The teachers agreed to work for free, but apparently that wasn't enough -- so school's out.
That's the latest in Buena Vista, Mich., a school district of less than 500 students that closed its schools Tuesday because it is broke. At an emergency meeting Monday evening, hours after teachers voted to work for free for at least a week since the district determined it could not pay them, the school board opted to shut down schools.
Although the school year doesn't officially end until June 23, on Tuesday morning, the school district posted a notice on its website: "School will be closed Tuesday."
Tuesday also happens to be Teacher Appreciation Day. There will be a meeting for parents that evening.
Rep. Dan Kildee, a Democrat who represents Buena Vista in the U.S. House of Representatives, told The Huffington Post Tuesday that he's been hearing from furious constituents. "They're frustrated and they're angry. Having served on a school board, I understand. When parents are advocating for their own children it's the most … meaningful interaction with government they'll have."
If schools stay shuttered for the remainder of the year, some seniors might be prevented from graduating. "The solution there ought not include simply calling it a year and ending the school year at this point," Kildee said. "I can't understand it."
In the long run, he said, the school district should be consolidated -- but in the meantime the state and district should ensure students have a school.
"Every Michigan resident who pays their taxes ... has a right to have their kids go to school and not be subject to mismanagement such as this," he said. "There's a month left in school. They just need to make sure that the school district can operate and finish the school year … and use whatever authority the state has to rectify the situation."
Kildee said the teachers' offer to work for free was a "gesture of professionalism," and that he didn't understand why the district didn't take them up on their offer.
Sources say Gov. Rick Snyder (R-Mich.) is working with the Michigan Department of Education to find a solution, but Snyder's representatives did not immediately return request for comment.
While teachers voted to teach for free before the layoff notice, Joe Ann Nash, the Buena Vista Education Assoc. president, told MLive that "everything's uncertain" and that there's no plan for Wednesday.
Buena Vista has been operating on a $1 million deficit, but the most immediate cause of its financial desperation is an accounting problem. Buena Vista accepted money for running the Wolverine Secure Treatment Center even though the district was no longer working with the center -- then spent it. Now, the state is freezing school funding for at least three months to recoup about $402,000. Buena Vista also owes the state treasury and pension funds.
The state maintains that recouping the money is a legal obligation. "This is a district-created financial situation that has resulted in a hardship for students and teachers, and the community," said Jan Ellis, a spokesperson for the MDOE. "Buena Vista needs to operate under the same laws and rules of every other school district."

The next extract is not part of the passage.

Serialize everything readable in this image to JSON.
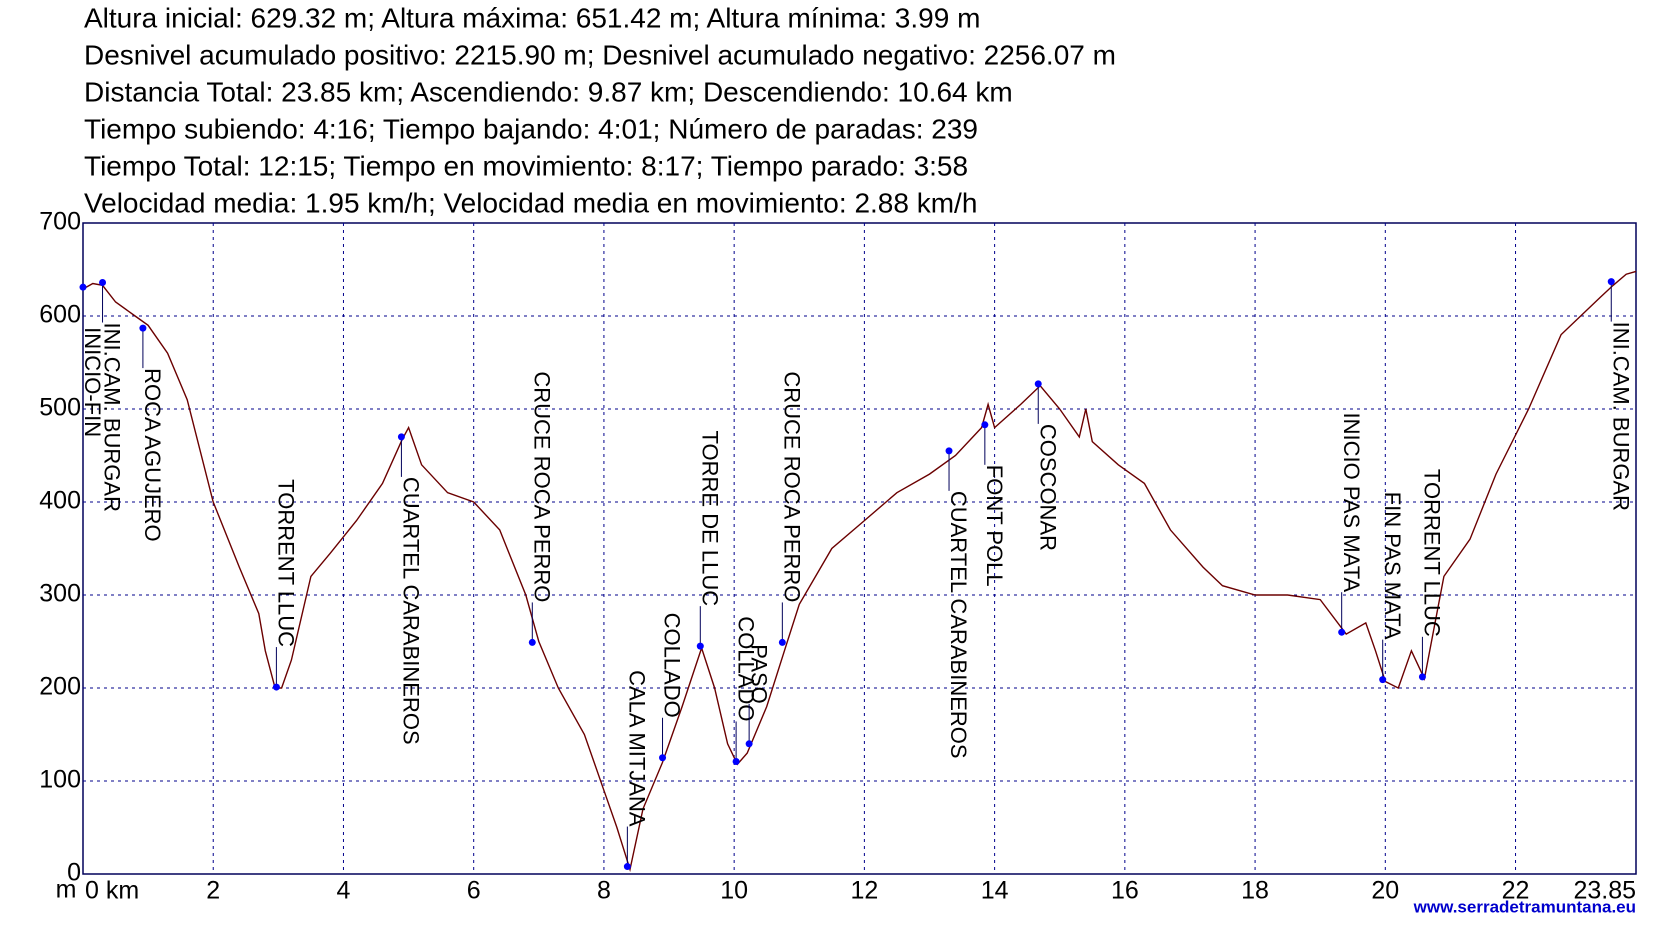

Ellis said that two things are preventing the state from paying Buena Vista: its lack of a viable deficit reduction plan and the advance money it spent for services it wasn't providing. "There's no way legally for us to provide funding," Ellis said.
It is unclear whether there is any way for the state legislature to fill in the gap.
The Michigan Education Association union is still considering legal action. "Last night, we yet again saw proof that politicians, administrators and other so-called 'leaders' consistently put money first and our kids last," Steve Cook, president of the MEA, said in a statement.
"Faced with a selfless offer of help from their employees to continue working, without the guarantee of a paycheck next payday, Buena Vista's school board and administration gave up on their students and employees and laid everyone off."
Representatives from the school district did not return request for comment on Tuesday. On Monday afternoon, before the emergency meeting, Superintendent Deborah Hunter-Harvill told HuffPost she urged everyone to "pray for our children" as the district seeks a solution.
UPDATE: 8:35 p.m. -- According to reports from local media, the school board told community members at Tuesday night's meeting that schools will remain closed until further notice. School board members indicated that Monday's vote for the closures was unanimous.
Emotions ran high at the meeting. The superintendent said she was "95 percent sure" the high school would still hold its prom and graduation, reported NBC 25's Walter Smith-Randolph. But she added that the dates of those events might change, saying she would have more information Thursday.
One valedictorian burst into tears, reports ABC12's Jennifer Profitt. The top student added, "something needs to be done."